Making Guns Pretty

I don’t shy away from the fact that most of my gun purchases have started out with the phrase, “It’s so pretty!” There aren’t common features or qualities about these guns that make them attractive to me, but they always manage to jump out at me. Lately, whether it’s at a gun show or a bigger event like the NRA convention, no new guns have made me want to grab one and take it home lately. But something landed in my inbox this morning that changed my tune.

Cryptic-Coatings-BCG

I got a press release from Cryptic Coatings, and I accidentally hit open instead of the trash like I do with most releases that just don’t interest me with their titles. When it opened, I did a double take because something made me, “It’s so pretty!” for the first time in ages. What is it? Their “mystic bronze” coating.

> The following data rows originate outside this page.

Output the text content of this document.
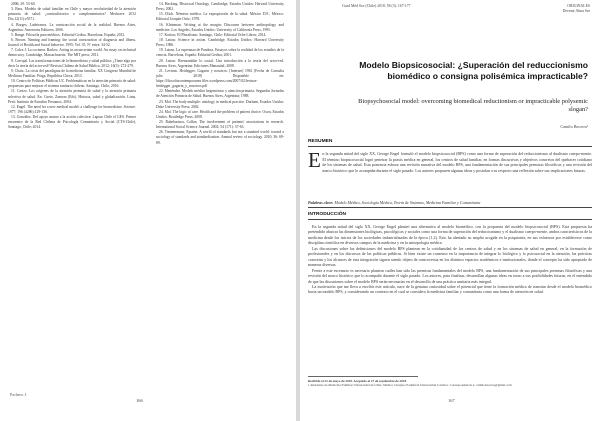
2006; 29: 53-60.

3. Bass. Modelo de salud familiar en Chile y mayor resolutividad de la atención primaria de salud: ¿contradictorios o complementarios? Medwave 2012 Dic;12(11):e5571.

4. Borges, Ladeiranos. La construcción social de la realidad. Buenos Aires, Argentina: Amorrortu Editores; 2006.

5. Bunge. Filosofía para médicos. Editorial Gedisa. Barcelona, España; 2012.

6. Brown. Naming and framing: the social construction of diagnosis and illness. Journal of Health and Social behavior. 1995; Vol. 35, Nº extra: 34-52.

7. Calva J. La cocinera. Barlow. Acting in an uncertain world. An essay on technical democracy. Cambridge, Massachusetts: The MIT press; 2011.

8. Carvajal. Las transformaciones de la biomedicina y salud pública: ¿Tiene algo por decir la teoría del actor-red? Revista Chilena de Salud Pública. 2012; 16(3): 272-279.

9. Chaix. La crisis del paradigma de la medicina familiar. XX Congreso Mundial de Medicina Familiar. Praga, República Checa; 2013.

10. Centro de Políticas Públicas UC. Problemáticas en la atención primaria de salud: propuestas para mejorar el sistema sanitario chileno. Santiago, Chile; 2016.

11. Castro. Los orígenes de la atención primaria de salud y la atención primaria selectiva de salud. En: Cueto, Zamora (Eds). Historia, salud y globalización. Lima, Perú: Instituto de Estudios Peruanos; 2004.

12. Engel. The need for a new medical model: a challenge for biomedicine. Science. 1977; 196 (4286):129-136.

13. González. Del apoyo mutuo a la acción colectiva: Lapsus Chile el GES. Primer encuentro de la Red Chilena de Psicología Comunitaria y Social (CTS-Chile), Santiago, Chile; 2014.

14. Hacking. Historical Ontology. Cambridge, Estados Unidos: Harvard University Press; 2002.

15. Illich. Némesis médica. La expropiación de la salud. México D.F., México: Editorial Joaquín Ortiz; 1978.

16. Kleinman. Writing at the margin: Discourse between anthropology and medicine. Los Angeles, Estados Unidos: University of California Press; 1995.

17. Kottow, El Pluralismo. Santiago, Chile: Editorial Oche Libros; 2014.

18. Latour. Science in action. Cambridge, Estados Unidos: Harvard University Press; 1986.

19. Latour. La esperanza de Pandora. Ensayos sobre la realidad de los estudios de la ciencia. Barcelona, España: Editorial Gedisa; 2001.

20. Latour. Reensamblar lo social. Una introducción a la teoría del actor-red. Buenos Aires, Argentina: Ediciones Manantial; 2008.

21. Levinas. Heidegger, Gagarin y nosotros. [Internet] 1961 [Fecha de Consulta julio 2018] Disponible en: https://filosofiacontemporanea.files.wordpress.com/2007/02/levinas-heidegger_gagarin_y_nosotros.pdf

22. Menéndez. Modelo médico hegemónico y atención primaria. Segundas Jornadas de Atención Primaria de Salud. Buenos Aires, Argentina; 1988.

23. Mol. The body multiple: ontology in medical practice. Durham, Estados Unidos: Duke University Press; 2002.

24. Mol. The logic of care. Health and the problem of patient choice. Oxon, Estados Unidos: Routledge Press; 2008.

25. Rabeharisoa, Callon. The involvement of patients' associations in research. International Social Science Journal. 2002; 54 (171): 57-63.

26. Timmermans, Epstein. A world of standards but not a standard world: toward a sociology of standards and standardization. Annual review of sociology. 2010; 36: 69-89.

Pacheco J.
166
Cuad Méd Soc (Chile) 2018, 58 (3): 167-177	ORIGINALES
Devenir Alma Sra
Modelo Biopsicosocial: ¿Superación del reduccionismo biomédico o consigna polisémica impracticable?
Biopsychosocial model: overcoming biomedical reductionism or impracticable polysemic slogan?
Camilo Becerra¹
RESUMEN
E n la segunda mitad del siglo XX, George Engel formuló el modelo biopsicosocial (BPS) como una forma de superación del reduccionismo al dualismo cuerpo-mente. El término biopsicosocial logró penetrar la praxis médica en general, los centros de salud familiar, en formas discursivas y objetivos concretos del quehacer cotidiano de los sistemas de salud. Esta ponencia esboza una revisión narrativa del modelo BPS, una fundamentación de sus principales premisas filosóficas y una revisión del marco histórico que lo acompaña durante el siglo pasado. Los autores proponen algunas ideas y postulan a su respecto una reflexión sobre sus implicaciones futuras.
Palabras clave: Modelo Médico, Sociología Médica, Teoría de Sistemas, Medicina Familiar y Comunitaria
INTRODUCCIÓN

En la segunda mitad del siglo XX, George Engel planteó una alternativa al modelo biomédico, con la propuesta del modelo biopsicosocial (BPS). Esta propuesta ha pretendido abarcar las dimensiones biológicas, psicológicas y sociales como una forma de superación del reduccionismo y el dualismo cuerpo-mente, ambos característicos de la medicina desde los inicios de los sociedades industrializadas de la época (1,2). Esto ha alentado su amplia acogida en la psiquiatría, en sus esfuerzos por establecerse como disciplina científica en diversos campos de la medicina y en la antropología médica.

Las discusiones sobre las definiciones del modelo BPS plantean en la cotidianidad de los centros de salud y en los sistemas de salud en general, en la formación de profesionales y en los discursos de las políticas públicas. Si bien existe un consenso en la importancia de integrar lo biológico y lo psicosocial en la atención, las prácticas concretas y los alcances de esta integración siguen siendo objeto de controversia en los distintos espacios académicos e institucionales, donde el concepto ha sido apropiado de maneras diversas.

Frente a este escenario es necesario plantear cuáles han sido las premisas fundamentales del modelo BPS, una fundamentación de sus principales premisas filosóficas y una revisión del marco histórico que lo acompañó durante el siglo pasado. Los autores, para finalizar, desarrollan algunas ideas en torno a sus posibilidades futuras, en el entendido de que las discusiones sobre el modelo BPS serán necesarias en el desarrollo de una práctica sanitaria más integral.

La motivación que me lleva a escribir este artículo, nace de la genuina curiosidad sobre el potencial que tiene la formación médica de transitar desde el modelo biomédico hacia un modelo BPS, y considerando un contexto en el cual se considera la medicina familiar y comunitaria como una forma de atención en salud.

Recibido el 22 de mayo de 2018. Aceptado el 27 de septiembre de 2018.
1 Residente de Medicina Familiar Universidad de Chile. Médico Cirujano Pontificia Universidad Católica. Correspondencia a: camilobecerra@gmail.com
167
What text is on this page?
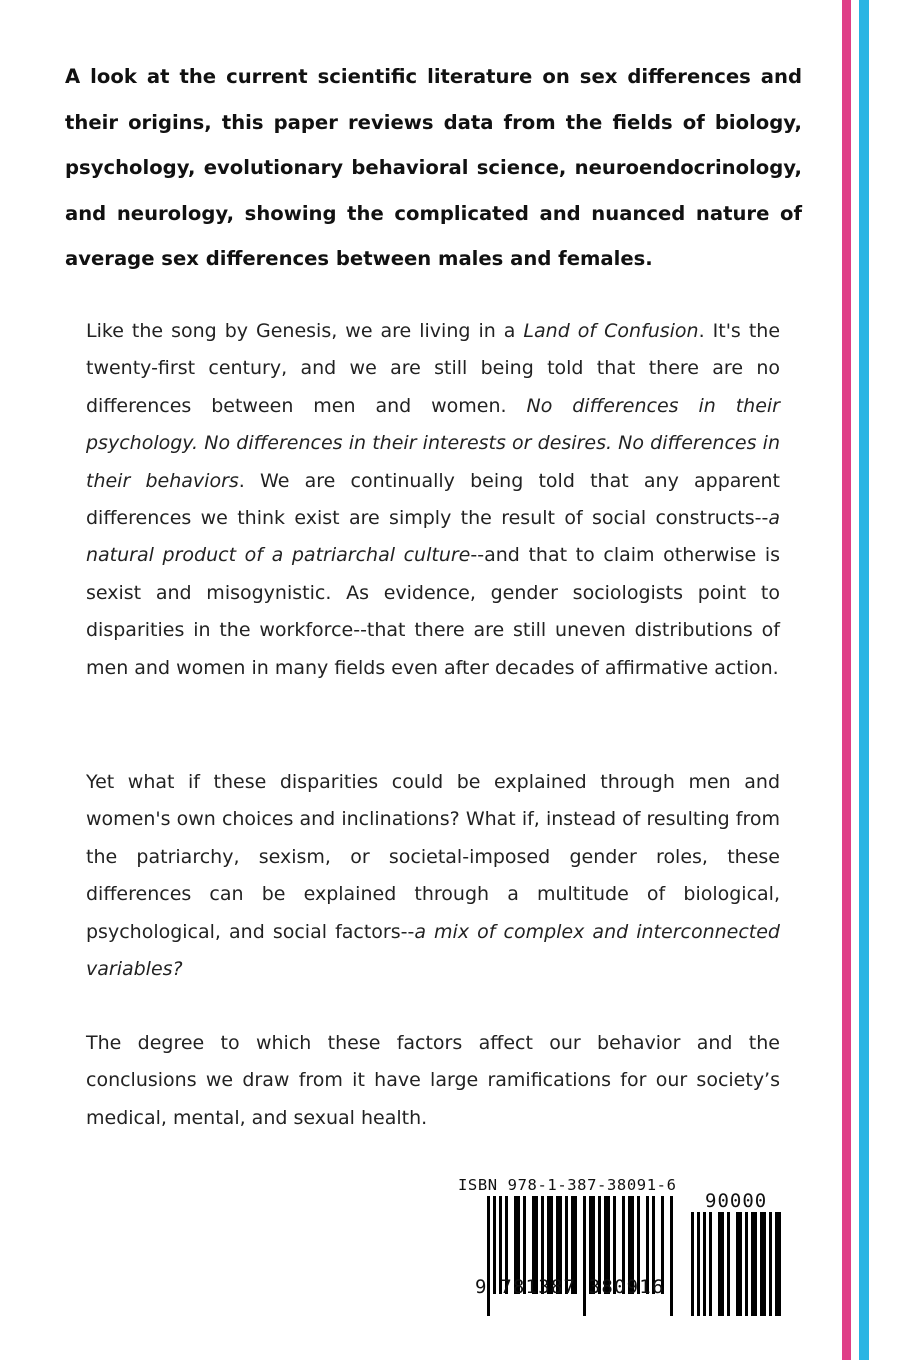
A look at the current scientific literature on sex differences and their origins, this paper reviews data from the fields of biology, psychology, evolutionary behavioral science, neuroendocrinology, and neurology, showing the complicated and nuanced nature of average sex differences between males and females.

Like the song by Genesis, we are living in a Land of Confusion. It's the twenty-first century, and we are still being told that there are no differences between men and women. No differences in their psychology. No differences in their interests or desires. No differences in their behaviors. We are continually being told that any apparent differences we think exist are simply the result of social constructs--a natural product of a patriarchal culture--and that to claim otherwise is sexist and misogynistic. As evidence, gender sociologists point to disparities in the workforce--that there are still uneven distributions of men and women in many fields even after decades of affirmative action.

Yet what if these disparities could be explained through men and women's own choices and inclinations? What if, instead of resulting from the patriarchy, sexism, or societal-imposed gender roles, these differences can be explained through a multitude of biological, psychological, and social factors--a mix of complex and interconnected variables?

The degree to which these factors affect our behavior and the conclusions we draw from it have large ramifications for our society’s medical, mental, and sexual health.

ISBN 978-1-387-38091-6
90000
9 781387 380916
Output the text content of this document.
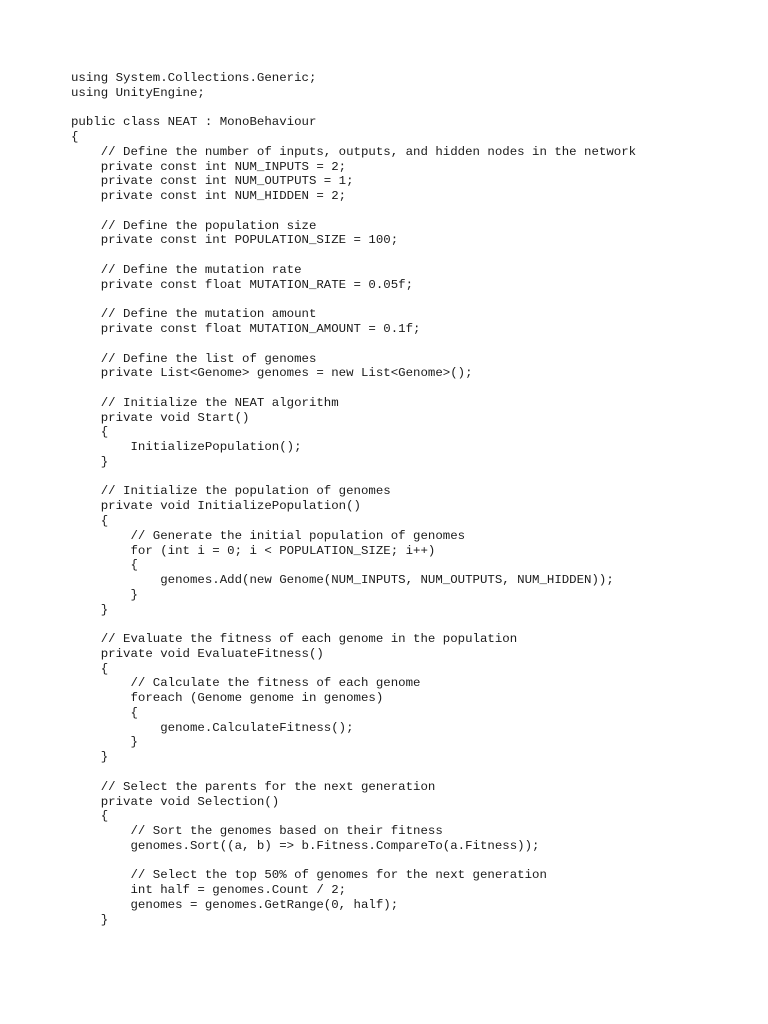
using System.Collections.Generic;
using UnityEngine;
public class NEAT : MonoBehaviour
{
// Define the number of inputs, outputs, and hidden nodes in the network
private const int NUM_INPUTS = 2;
private const int NUM_OUTPUTS = 1;
private const int NUM_HIDDEN = 2;
// Define the population size
private const int POPULATION_SIZE = 100;
// Define the mutation rate
private const float MUTATION_RATE = 0.05f;
// Define the mutation amount
private const float MUTATION_AMOUNT = 0.1f;
// Define the list of genomes
private List<Genome> genomes = new List<Genome>();
// Initialize the NEAT algorithm
private void Start()
{
InitializePopulation();
}
// Initialize the population of genomes
private void InitializePopulation()
{
// Generate the initial population of genomes
for (int i = 0; i < POPULATION_SIZE; i++)
{
genomes.Add(new Genome(NUM_INPUTS, NUM_OUTPUTS, NUM_HIDDEN));
}
}
// Evaluate the fitness of each genome in the population
private void EvaluateFitness()
{
// Calculate the fitness of each genome
foreach (Genome genome in genomes)
{
genome.CalculateFitness();
}
}
// Select the parents for the next generation
private void Selection()
{
// Sort the genomes based on their fitness
genomes.Sort((a, b) => b.Fitness.CompareTo(a.Fitness));
// Select the top 50% of genomes for the next generation
int half = genomes.Count / 2;
genomes = genomes.GetRange(0, half);
}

I adore the color brown, and especially anything that has a little shine and qualifies more as bronze. I love rose gold, too. This is like mixing everything I love in being girly with guns. Pink has never done it for me, but this, this definitely does. I don’t know anything about the quality of product or service here, but man, I do love the shiny bronze color.

11 thoughts on “Making Guns Pretty”

  1. most of my gun purchases have started out with the phrase, “It’s so pretty!”

    Me too.

  2. I don’t even like pretty, but that looks… so… shiny… What’s that, shiny gun parts? You want my credit card number?

    1. I have not seen that before. That’s a little too standard gold for my tastes, to be honest. The unique shade of the bronze/rose gold color of this coating is what attracted me to it. In fact, if they made this more bronze colored (something closer to this), then I would love it even more and very likely not be able to resist it.

      I’m pretty sure my abnormal love of all things shiny bronze are rooted in a traumatic-only-to-a-teenaged-girl episode from my youth where I was denied a bronze prom dress. :)

  3. They must have either some type-o or some nonstandard definition of coefficient of friction. Only their mystic black coating has a cof I would consider low at 0.01… advertizing (at the time of post) 0.2 to 0.8 for the other finishes goes from not great to rather horrible.

    they are very attractive, however.

  4. I purchased not one, but two, 1920s Colt Model 1903 Hammerless .32ACPs on whims, because “wow, that’s pretty.”

    Then I found a NIB one from the 1950s in a pawn shop and would have bought it, too, because “wow, that’s pretty” again, except I wasn’t quite so flush with cash then, and it disappeared before my next visit.

    Nothing wrong with that as a reason to buy a gun.

  5. Essentially, my entire collection is built around the “wow, that’s pretty” principle. It has to have the reliability that’s needed for the purpose of the tool, but once that threshold is met, my first criteria is mostly aesthetics. Firearms are beautiful pieces of engineering.